A minute later Conway Grinder came in, looked at me and nodded as he walked past, took a seat on the front row and stuck a match in his mouth. Then the little man with the chipped tooth who’d confronted me outside the Moran Building entered the courtroom and took a seat against the far wall. He twitched nervously and looked at nothing but the flag; I don’t think he saw me. I wondered what was in the
briefcase he was carrying. By ten past nine the room was full and rumbling. Suddenly the rumbling stopped.
It was Tony Fluto, no question about it, hulking but dapper, hair and flesh of pewter, eyes sweeping the room like scythes. He moved down the center aisle, wordless and resolute, more annoyed than frightened at being where he was. Two young counselors fluttered around him, eyes white, mouths desperate, foreheads bright with sweat. When you work for guys like Fluto, it’s peaches and cream unless you lose or develop a conscience. Then it’s dreams of chemicals in the eyes and bombs in the car and quotes on a coach ticket to Brazil, one-way. A third man, Fluto’s chief counsel at a guess, trailed behind the others, lithe and luxuriously groomed, even more indomitable than his client.
Fluto had been in court before. He led his entourage to the table nearest the jury box, took a seat in the center chair, and prepared himself to wait. The glance he threw at the bailiff almost knocked him over. Briefly, Fluto swiveled so he could see the rest of us, but the rest of us didn’t interest him. His lawyers arranged themselves around him like thorns around a rose, fishing briefs and motions from their satchels and Maalox and mints from their vests.
My eyes were still on Fluto when I saw him nod, grimly and silently, to someone coming in behind me. I turned and looked into the sky-blue eyes of James Blair. He frowned when he saw me, started to say something and stopped, then took a seat several rows in front of me. When I looked back at Fluto, he was facing forward once again, his back as broad and erect as a gravestone. A dozen feet away from him Conway Grinder’s jaw was bulging. I was glad I couldn’t see his eyes. Fluto’s chief counsel walked over to the man with the chipped tooth and whispered something that caused the man to swear.

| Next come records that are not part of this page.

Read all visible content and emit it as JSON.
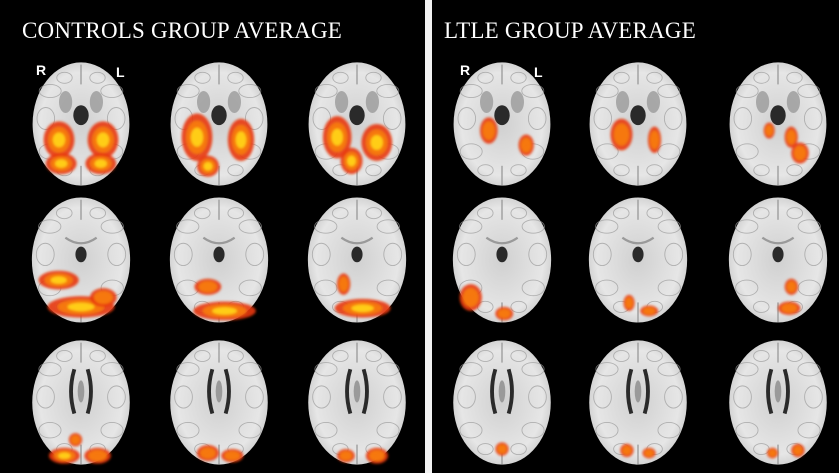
{
  "panels": {
    "controls": {
      "title": "CONTROLS GROUP AVERAGE",
      "orientation": {
        "right": "R",
        "left": "L"
      }
    },
    "ltle": {
      "title": "LTLE GROUP AVERAGE",
      "orientation": {
        "right": "R",
        "left": "L"
      }
    }
  },
  "colors": {
    "background": "#000000",
    "brain_light": "#e6e6e6",
    "brain_mid": "#9a9a9a",
    "brain_dark": "#2a2a2a",
    "activation_red": "#e8380c",
    "activation_orange": "#f77b12",
    "activation_yellow": "#ffd21a"
  }
}
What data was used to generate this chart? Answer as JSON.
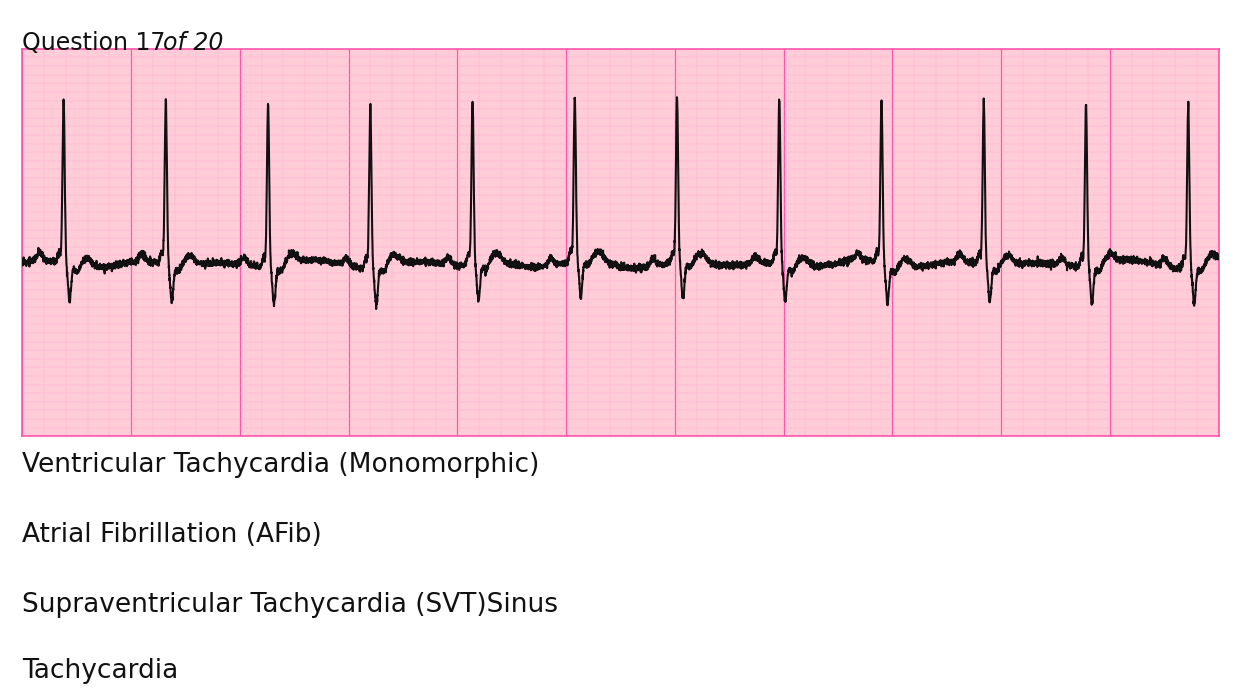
{
  "bg_color": "#ffffff",
  "ecg_bg_color": "#ffccd8",
  "ecg_grid_minor_color": "#ffaacc",
  "ecg_grid_major_color": "#ff55aa",
  "ecg_line_color": "#111111",
  "answer_options": [
    "Ventricular Tachycardia (Monomorphic)",
    "Atrial Fibrillation (AFib)",
    "Supraventricular Tachycardia (SVT)Sinus",
    "Tachycardia"
  ],
  "answer_font_size": 19,
  "question_text_normal": "Question 17 ",
  "question_text_italic": "of 20",
  "question_font_size": 17
}
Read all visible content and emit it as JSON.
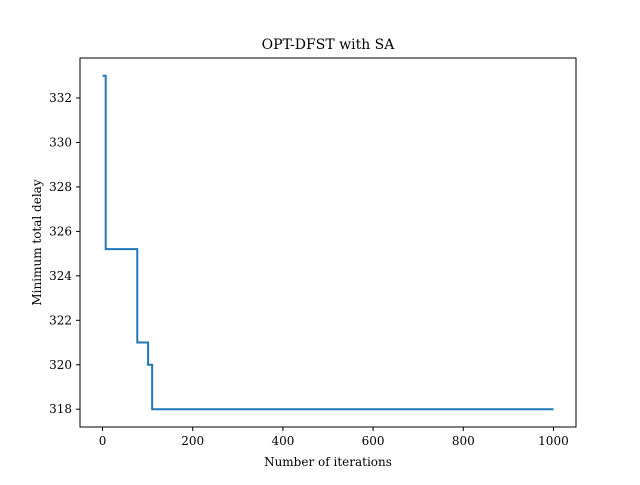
{
  "chart_data": {
    "type": "line",
    "title": "OPT-DFST with SA",
    "xlabel": "Number of iterations",
    "ylabel": "Minimum total delay",
    "xlim": [
      -50,
      1050
    ],
    "ylim": [
      317.2,
      333.8
    ],
    "xticks": [
      0,
      200,
      400,
      600,
      800,
      1000
    ],
    "yticks": [
      318,
      320,
      322,
      324,
      326,
      328,
      330,
      332
    ],
    "grid": false,
    "legend": "none",
    "series": [
      {
        "color": "#1f77b4",
        "step": "post",
        "x": [
          0,
          7,
          77,
          101,
          110,
          1000
        ],
        "y": [
          333.0,
          325.2,
          321.0,
          320.0,
          318.0,
          318.0
        ]
      }
    ]
  }
}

The bailiff’s eyes popped open once again as Tolson and his assistant swept into the room, looking harried but confident. Tolson flashed me the thumbs up sign as he walked past, then sat at the second counsel table on which his assistant arranged papers like the china for a twelve-course meal. Tolson didn’t look at Fluto, and vice versa, but each man’s mind must have been on the other. This was war and they were the generals. I sat back and got ready to enjoy a good fight.